Green Euro-MP Condemns Plan To Export London’s Waste To South East

22 May 2006 - Green Party Euro-MP Caroline Lucas has condemned plans for councils in the South East to accommodate some 1.25 million tonnes of waste from London every year until 2025.

Under the arrangement, which is included in the draft South East Plan, a regional planning blueprint for the next 20 years, councils across the region will be forced to take waste from London – without receiving a penny in compensation.

The lion’s share of the waste – a total of 4.4 million tonnes each – will be landfilled in Oxfordshire and Buckinghamshire. Kent (including the Medway Towns area) has been asked to landfill 3.2 million tonnes, whilst Milton Keynes alone has been asked to accommodate 2.7 million tonnes. Unitary authorities formerly in the administrative county of Berkshire will have to take a total of 2.2 million tonnes – as will each of Surrey, East Sussex and West Sussex .

Dr Lucas said: “This is absolute madness – the South-East hasn’t got the facilities to deal with its own waste – let alone London ’s.

“We must adopt a zero-waste strategy – as has been done successfully in parts of Australia and Canada – by improving re-use, composting and recycling and cutting packaging.

“Landfill sites are increasingly scarce, expensive and toxic. Incinerators discourage recycling (as they constantly need to be fed), consume millions of gallons of increasingly scarce water and produce highly toxic discharges.

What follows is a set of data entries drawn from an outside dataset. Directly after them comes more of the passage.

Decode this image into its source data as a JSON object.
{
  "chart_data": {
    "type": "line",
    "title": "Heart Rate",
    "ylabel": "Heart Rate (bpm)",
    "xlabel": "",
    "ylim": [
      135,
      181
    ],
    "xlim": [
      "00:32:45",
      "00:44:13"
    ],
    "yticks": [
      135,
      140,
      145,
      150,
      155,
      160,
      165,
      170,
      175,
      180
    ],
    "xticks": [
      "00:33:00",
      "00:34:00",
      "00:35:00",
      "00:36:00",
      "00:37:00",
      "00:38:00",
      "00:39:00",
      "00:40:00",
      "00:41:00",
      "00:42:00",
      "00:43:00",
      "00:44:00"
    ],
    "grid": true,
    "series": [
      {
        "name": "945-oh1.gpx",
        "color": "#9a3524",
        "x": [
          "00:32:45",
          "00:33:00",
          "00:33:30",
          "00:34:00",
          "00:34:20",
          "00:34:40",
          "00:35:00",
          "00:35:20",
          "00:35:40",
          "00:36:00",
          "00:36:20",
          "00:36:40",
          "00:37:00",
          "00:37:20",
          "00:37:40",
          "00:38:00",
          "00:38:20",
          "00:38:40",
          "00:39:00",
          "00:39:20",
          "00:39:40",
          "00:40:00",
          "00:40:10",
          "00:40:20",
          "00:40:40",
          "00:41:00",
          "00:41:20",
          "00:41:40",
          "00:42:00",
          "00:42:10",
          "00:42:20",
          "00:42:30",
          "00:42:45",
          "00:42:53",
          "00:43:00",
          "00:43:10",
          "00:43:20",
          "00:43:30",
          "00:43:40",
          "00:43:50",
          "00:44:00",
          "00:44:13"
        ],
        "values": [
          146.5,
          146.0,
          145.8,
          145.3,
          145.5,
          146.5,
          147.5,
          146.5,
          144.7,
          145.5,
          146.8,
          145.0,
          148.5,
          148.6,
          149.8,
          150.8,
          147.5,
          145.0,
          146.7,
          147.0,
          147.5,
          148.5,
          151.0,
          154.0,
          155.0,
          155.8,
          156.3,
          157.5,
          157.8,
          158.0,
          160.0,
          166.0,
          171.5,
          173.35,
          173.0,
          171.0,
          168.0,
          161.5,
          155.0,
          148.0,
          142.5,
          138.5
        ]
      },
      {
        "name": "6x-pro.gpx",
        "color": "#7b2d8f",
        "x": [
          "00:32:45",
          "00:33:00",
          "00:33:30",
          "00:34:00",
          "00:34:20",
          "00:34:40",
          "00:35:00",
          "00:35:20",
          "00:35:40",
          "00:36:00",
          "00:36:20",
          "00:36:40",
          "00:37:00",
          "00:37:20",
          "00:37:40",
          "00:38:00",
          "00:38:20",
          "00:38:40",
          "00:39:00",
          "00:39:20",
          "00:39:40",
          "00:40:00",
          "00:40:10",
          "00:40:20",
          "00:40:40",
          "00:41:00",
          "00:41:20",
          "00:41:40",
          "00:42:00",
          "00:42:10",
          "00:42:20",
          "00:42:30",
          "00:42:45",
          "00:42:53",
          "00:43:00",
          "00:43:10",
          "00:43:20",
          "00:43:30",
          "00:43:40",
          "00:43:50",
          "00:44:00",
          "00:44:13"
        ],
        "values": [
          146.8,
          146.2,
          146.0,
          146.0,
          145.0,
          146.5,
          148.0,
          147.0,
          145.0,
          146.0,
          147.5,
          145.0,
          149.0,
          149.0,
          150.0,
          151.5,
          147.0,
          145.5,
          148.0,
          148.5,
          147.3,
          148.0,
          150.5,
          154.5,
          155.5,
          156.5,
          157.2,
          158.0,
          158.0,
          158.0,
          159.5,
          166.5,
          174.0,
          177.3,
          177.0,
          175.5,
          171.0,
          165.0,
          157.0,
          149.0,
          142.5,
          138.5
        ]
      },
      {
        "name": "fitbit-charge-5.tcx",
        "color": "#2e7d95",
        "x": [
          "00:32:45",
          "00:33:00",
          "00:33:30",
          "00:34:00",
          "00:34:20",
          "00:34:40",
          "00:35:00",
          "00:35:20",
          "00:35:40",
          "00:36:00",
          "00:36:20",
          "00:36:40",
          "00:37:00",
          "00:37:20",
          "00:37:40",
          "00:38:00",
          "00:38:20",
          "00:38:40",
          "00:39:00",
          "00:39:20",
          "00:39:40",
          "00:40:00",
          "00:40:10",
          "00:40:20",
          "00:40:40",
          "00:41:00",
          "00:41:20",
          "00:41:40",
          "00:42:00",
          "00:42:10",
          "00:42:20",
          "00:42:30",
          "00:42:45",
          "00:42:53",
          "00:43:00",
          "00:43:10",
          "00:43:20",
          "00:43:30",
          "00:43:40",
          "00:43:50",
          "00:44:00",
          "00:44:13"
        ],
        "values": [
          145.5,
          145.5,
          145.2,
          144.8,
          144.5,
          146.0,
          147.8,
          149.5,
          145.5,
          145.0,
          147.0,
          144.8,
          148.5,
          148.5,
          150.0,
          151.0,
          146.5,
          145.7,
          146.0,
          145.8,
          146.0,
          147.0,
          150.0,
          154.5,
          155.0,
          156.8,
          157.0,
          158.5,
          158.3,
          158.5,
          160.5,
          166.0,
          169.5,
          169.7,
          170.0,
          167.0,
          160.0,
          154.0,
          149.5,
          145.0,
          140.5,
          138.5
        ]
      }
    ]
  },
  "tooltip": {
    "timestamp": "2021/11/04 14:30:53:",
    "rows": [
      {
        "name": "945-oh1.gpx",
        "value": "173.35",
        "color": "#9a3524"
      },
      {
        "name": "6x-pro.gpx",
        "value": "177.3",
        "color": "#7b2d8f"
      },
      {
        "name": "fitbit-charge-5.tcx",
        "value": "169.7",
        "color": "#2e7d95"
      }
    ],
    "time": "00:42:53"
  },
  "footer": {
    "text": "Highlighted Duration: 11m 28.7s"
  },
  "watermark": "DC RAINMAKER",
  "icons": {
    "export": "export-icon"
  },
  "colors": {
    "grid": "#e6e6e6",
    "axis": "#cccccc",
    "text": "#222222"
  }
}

“The only way we can avoid drowning in a sea of waste is if Government takes steps to stop us producing so much of it.”

The ‘waste importation apportionments’ are described in the South-East Plan, a far-ranging document which will guide planning decisions on where to build housing, shops, offices and factories in the region over the next two decades. It contains proposals for 578,000 new homes to be constructed over the next 20 years, many on open and protected or environmentally-vulnerable sites.

The Green Party has responded to the public consultation over the plan, and Caroline has objected to the proposals, calling instead for an increase in the provision of social housing through an effective strategy for bringing empty homes back into use, more mixed-use developments with a higher proportion of affordable housing, and a re-assessment of the region’s targets for economic growth.

The South-East plan is open for consultation until 23 June 2006 – after which it will be adopted by Government and effectively become binding on all local authority planning decisions.